Purpose: Development and evaluation of a novel approach that communicates patients' diabetes risk levels in the context of many risk factors by visualizing a large, multidimensional patient data set.

Methods: A general method was developed which allows a clinician to (i) select a set of relevant risk factor variables for exploratory analysis of disease risk in a patient population; (ii) apply dimensionality reduction techniques for extracting informative two-dimensional projections of patient observations based on the selected variables; (iii) draw visual classification boundaries for risk group stratification; and (iv) plot “attracting anchors” which depict relationships between and relevance of each risk factor variable. The anchors' size and location convey this information through an attraction metaphor. Two case studies were used to evaluate the proposed method: the visualization of type 2 diabetes onset risk and the visualization of heart attack risk in adults with type 2 diabetes. Visual models were instantiated using a database from the American Diabetes Association's Diabetes PHD application which contained individual level health information and corresponding risk predictions made by the trial-validated Archimedes model. Principal component and linear discriminant projections of the data were augmented with two- and three-class decision boundaries and “attracting anchors” for each selected risk factor. Models were evaluated in terms of accuracy in stratifying patients according to risk and the ability to identify outlying individual or clusters of patients.

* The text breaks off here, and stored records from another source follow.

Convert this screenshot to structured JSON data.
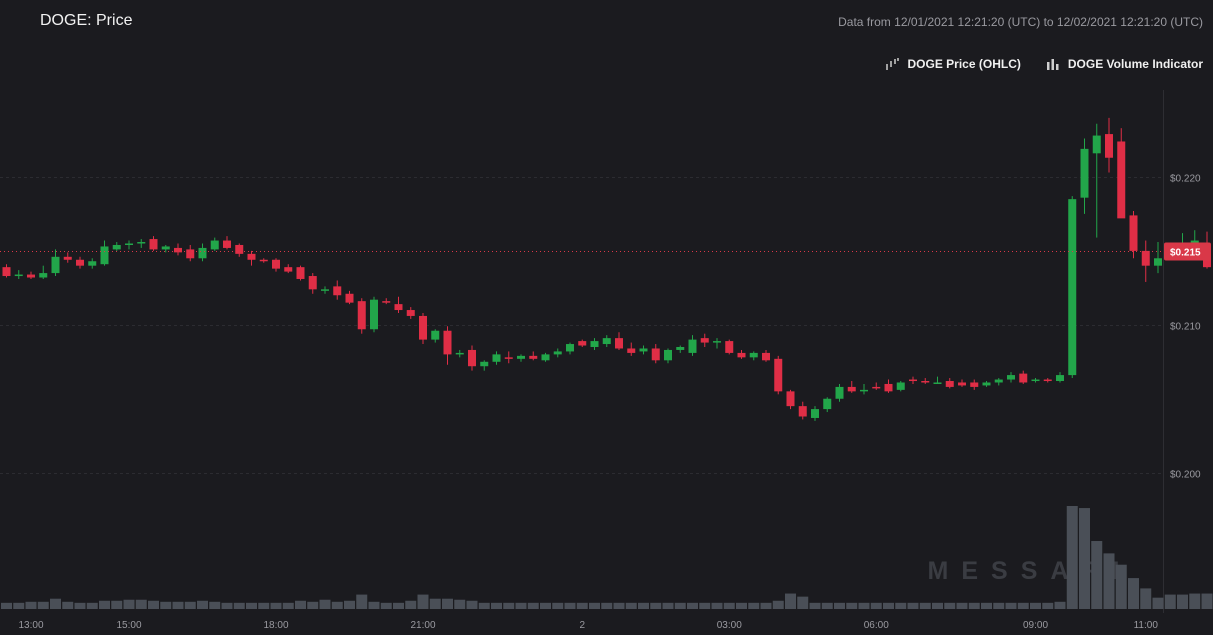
{
  "header": {
    "title": "DOGE: Price",
    "range_label": "Data from 12/01/2021 12:21:20 (UTC) to 12/02/2021 12:21:20 (UTC)"
  },
  "watermark": "MESSARI",
  "colors": {
    "up": "#22a64a",
    "down": "#e02e46",
    "volume": "#4a4f57",
    "grid": "#2c2c31",
    "price_line": "#d93848"
  },
  "chart_data": [
    {
      "type": "candlestick",
      "title": "DOGE: Price",
      "series_name": "DOGE Price (OHLC)",
      "x_ticks": [
        "13:00",
        "15:00",
        "18:00",
        "21:00",
        "2",
        "03:00",
        "06:00",
        "09:00",
        "11:00"
      ],
      "y_ticks": [
        "$0.200",
        "$0.210",
        "$0.220"
      ],
      "ylim": [
        0.1945,
        0.2225
      ],
      "grid": true,
      "last_price_label": "$0.215",
      "last_price": 0.215,
      "candles": [
        [
          0.2139,
          0.2141,
          0.2132,
          0.2133
        ],
        [
          0.2133,
          0.2137,
          0.2131,
          0.2134
        ],
        [
          0.2134,
          0.2136,
          0.2131,
          0.2132
        ],
        [
          0.2132,
          0.214,
          0.2131,
          0.2135
        ],
        [
          0.2135,
          0.2151,
          0.2133,
          0.2146
        ],
        [
          0.2146,
          0.2149,
          0.2142,
          0.2144
        ],
        [
          0.2144,
          0.2146,
          0.2138,
          0.214
        ],
        [
          0.214,
          0.2145,
          0.2138,
          0.2143
        ],
        [
          0.2141,
          0.2157,
          0.214,
          0.2153
        ],
        [
          0.2151,
          0.2156,
          0.215,
          0.2154
        ],
        [
          0.2154,
          0.2157,
          0.2151,
          0.2155
        ],
        [
          0.2155,
          0.2158,
          0.2152,
          0.2156
        ],
        [
          0.2158,
          0.216,
          0.215,
          0.2151
        ],
        [
          0.2151,
          0.2154,
          0.2149,
          0.2153
        ],
        [
          0.2152,
          0.2155,
          0.2147,
          0.2149
        ],
        [
          0.2151,
          0.2154,
          0.2143,
          0.2145
        ],
        [
          0.2145,
          0.2155,
          0.2143,
          0.2152
        ],
        [
          0.2151,
          0.2159,
          0.215,
          0.2157
        ],
        [
          0.2157,
          0.216,
          0.2151,
          0.2152
        ],
        [
          0.2154,
          0.2155,
          0.2146,
          0.2148
        ],
        [
          0.2148,
          0.215,
          0.214,
          0.2144
        ],
        [
          0.2144,
          0.2145,
          0.2142,
          0.2143
        ],
        [
          0.2144,
          0.2145,
          0.2136,
          0.2138
        ],
        [
          0.2139,
          0.2141,
          0.2135,
          0.2136
        ],
        [
          0.2139,
          0.214,
          0.213,
          0.2131
        ],
        [
          0.2133,
          0.2135,
          0.2121,
          0.2124
        ],
        [
          0.2123,
          0.2126,
          0.2121,
          0.2124
        ],
        [
          0.2126,
          0.213,
          0.2117,
          0.212
        ],
        [
          0.2121,
          0.2123,
          0.2114,
          0.2115
        ],
        [
          0.2116,
          0.2118,
          0.2094,
          0.2097
        ],
        [
          0.2097,
          0.2119,
          0.2095,
          0.2117
        ],
        [
          0.2116,
          0.2118,
          0.2114,
          0.2115
        ],
        [
          0.2114,
          0.2119,
          0.2108,
          0.211
        ],
        [
          0.211,
          0.2112,
          0.2104,
          0.2106
        ],
        [
          0.2106,
          0.2108,
          0.2087,
          0.209
        ],
        [
          0.209,
          0.2097,
          0.2088,
          0.2096
        ],
        [
          0.2096,
          0.2099,
          0.2073,
          0.208
        ],
        [
          0.208,
          0.2083,
          0.2078,
          0.2081
        ],
        [
          0.2083,
          0.2086,
          0.2069,
          0.2072
        ],
        [
          0.2072,
          0.2076,
          0.2069,
          0.2075
        ],
        [
          0.2075,
          0.2082,
          0.2073,
          0.208
        ],
        [
          0.2078,
          0.2082,
          0.2074,
          0.2077
        ],
        [
          0.2077,
          0.208,
          0.2075,
          0.2079
        ],
        [
          0.2079,
          0.2082,
          0.2076,
          0.2077
        ],
        [
          0.2076,
          0.2081,
          0.2075,
          0.208
        ],
        [
          0.208,
          0.2084,
          0.2078,
          0.2082
        ],
        [
          0.2082,
          0.2088,
          0.208,
          0.2087
        ],
        [
          0.2089,
          0.209,
          0.2085,
          0.2086
        ],
        [
          0.2085,
          0.2091,
          0.2083,
          0.2089
        ],
        [
          0.2087,
          0.2093,
          0.2085,
          0.2091
        ],
        [
          0.2091,
          0.2095,
          0.2083,
          0.2084
        ],
        [
          0.2084,
          0.2088,
          0.2079,
          0.2081
        ],
        [
          0.2082,
          0.2086,
          0.208,
          0.2084
        ],
        [
          0.2084,
          0.2087,
          0.2074,
          0.2076
        ],
        [
          0.2076,
          0.2084,
          0.2074,
          0.2083
        ],
        [
          0.2083,
          0.2086,
          0.2081,
          0.2085
        ],
        [
          0.2081,
          0.2093,
          0.2079,
          0.209
        ],
        [
          0.2091,
          0.2094,
          0.2085,
          0.2088
        ],
        [
          0.2088,
          0.2091,
          0.2084,
          0.2089
        ],
        [
          0.2089,
          0.209,
          0.208,
          0.2081
        ],
        [
          0.2081,
          0.2083,
          0.2077,
          0.2078
        ],
        [
          0.2078,
          0.2082,
          0.2076,
          0.2081
        ],
        [
          0.2081,
          0.2083,
          0.2075,
          0.2076
        ],
        [
          0.2077,
          0.2079,
          0.2053,
          0.2055
        ],
        [
          0.2055,
          0.2056,
          0.2043,
          0.2045
        ],
        [
          0.2045,
          0.2048,
          0.2036,
          0.2038
        ],
        [
          0.2037,
          0.2045,
          0.2035,
          0.2043
        ],
        [
          0.2043,
          0.2051,
          0.2041,
          0.205
        ],
        [
          0.205,
          0.206,
          0.2048,
          0.2058
        ],
        [
          0.2058,
          0.2062,
          0.2054,
          0.2055
        ],
        [
          0.2055,
          0.206,
          0.2053,
          0.2056
        ],
        [
          0.2058,
          0.2061,
          0.2056,
          0.2057
        ],
        [
          0.206,
          0.2063,
          0.2054,
          0.2055
        ],
        [
          0.2056,
          0.2062,
          0.2055,
          0.2061
        ],
        [
          0.2063,
          0.2065,
          0.206,
          0.2062
        ],
        [
          0.2062,
          0.2064,
          0.206,
          0.2061
        ],
        [
          0.2061,
          0.2065,
          0.206,
          0.2061
        ],
        [
          0.2062,
          0.2064,
          0.2057,
          0.2058
        ],
        [
          0.2061,
          0.2063,
          0.2058,
          0.2059
        ],
        [
          0.2061,
          0.2063,
          0.2056,
          0.2058
        ],
        [
          0.2059,
          0.2062,
          0.2058,
          0.2061
        ],
        [
          0.2061,
          0.2064,
          0.2059,
          0.2063
        ],
        [
          0.2063,
          0.2068,
          0.2061,
          0.2066
        ],
        [
          0.2067,
          0.2069,
          0.206,
          0.2061
        ],
        [
          0.2062,
          0.2064,
          0.2061,
          0.2063
        ],
        [
          0.2063,
          0.2064,
          0.2061,
          0.2062
        ],
        [
          0.2062,
          0.2068,
          0.2061,
          0.2066
        ],
        [
          0.2066,
          0.2187,
          0.2064,
          0.2185
        ],
        [
          0.2186,
          0.2226,
          0.2175,
          0.2219
        ],
        [
          0.2216,
          0.2236,
          0.2159,
          0.2228
        ],
        [
          0.2229,
          0.224,
          0.2203,
          0.2213
        ],
        [
          0.2224,
          0.2233,
          0.2173,
          0.2172
        ],
        [
          0.2174,
          0.2177,
          0.2145,
          0.215
        ],
        [
          0.215,
          0.2157,
          0.2129,
          0.214
        ],
        [
          0.214,
          0.2156,
          0.2135,
          0.2145
        ],
        [
          0.2146,
          0.2155,
          0.2144,
          0.2147
        ],
        [
          0.2147,
          0.2162,
          0.2145,
          0.2155
        ],
        [
          0.2155,
          0.2164,
          0.2153,
          0.2157
        ],
        [
          0.2154,
          0.2163,
          0.2138,
          0.2139
        ],
        [
          0.214,
          0.2154,
          0.2133,
          0.2145
        ],
        [
          0.2145,
          0.2162,
          0.2144,
          0.2156
        ],
        [
          0.2156,
          0.2161,
          0.2144,
          0.2149
        ]
      ]
    },
    {
      "type": "bar",
      "series_name": "DOGE Volume Indicator",
      "values": [
        0.06,
        0.06,
        0.07,
        0.07,
        0.1,
        0.07,
        0.06,
        0.06,
        0.08,
        0.08,
        0.09,
        0.09,
        0.08,
        0.07,
        0.07,
        0.07,
        0.08,
        0.07,
        0.06,
        0.06,
        0.06,
        0.06,
        0.06,
        0.06,
        0.08,
        0.07,
        0.09,
        0.07,
        0.08,
        0.14,
        0.07,
        0.06,
        0.06,
        0.08,
        0.14,
        0.1,
        0.1,
        0.09,
        0.08,
        0.06,
        0.06,
        0.06,
        0.06,
        0.06,
        0.06,
        0.06,
        0.06,
        0.06,
        0.06,
        0.06,
        0.06,
        0.06,
        0.06,
        0.06,
        0.06,
        0.06,
        0.06,
        0.06,
        0.06,
        0.06,
        0.06,
        0.06,
        0.06,
        0.08,
        0.15,
        0.12,
        0.06,
        0.06,
        0.06,
        0.06,
        0.06,
        0.06,
        0.06,
        0.06,
        0.06,
        0.06,
        0.06,
        0.06,
        0.06,
        0.06,
        0.06,
        0.06,
        0.06,
        0.06,
        0.06,
        0.06,
        0.07,
        1.0,
        0.98,
        0.66,
        0.54,
        0.43,
        0.3,
        0.2,
        0.11,
        0.14,
        0.14,
        0.15,
        0.15,
        0.31,
        0.16,
        0.1
      ]
    }
  ],
  "legend": {
    "price_label": "DOGE Price (OHLC)",
    "volume_label": "DOGE Volume Indicator"
  }
}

Results: The two-dimensional linear models approximated the Archimedes risk predictions and classified patients as well or better than other common machine learning methods that were applied to the original high-dimensional data. The models also visually provided an overview of risk levels in the population, estimates of confidence in each patient's risk grouping, insight into relationships between risk factor variables, and identification of outlying patients. The general framework is based on computationally efficient and well understood statistical methods, and its parameters can be modified to meet the needs of individual clinicians.

Conclusions: The proposed methods provide accurate and interpretable high-dimensional visual stratifications of many patients according to their risk of diabetes or heart attack. The techniques may be embedded in information systems to provide interactive visual analysis tools that complement less efficient or less transparent analytic methods in supporting information processing and decision making related to diabetes prevention and management.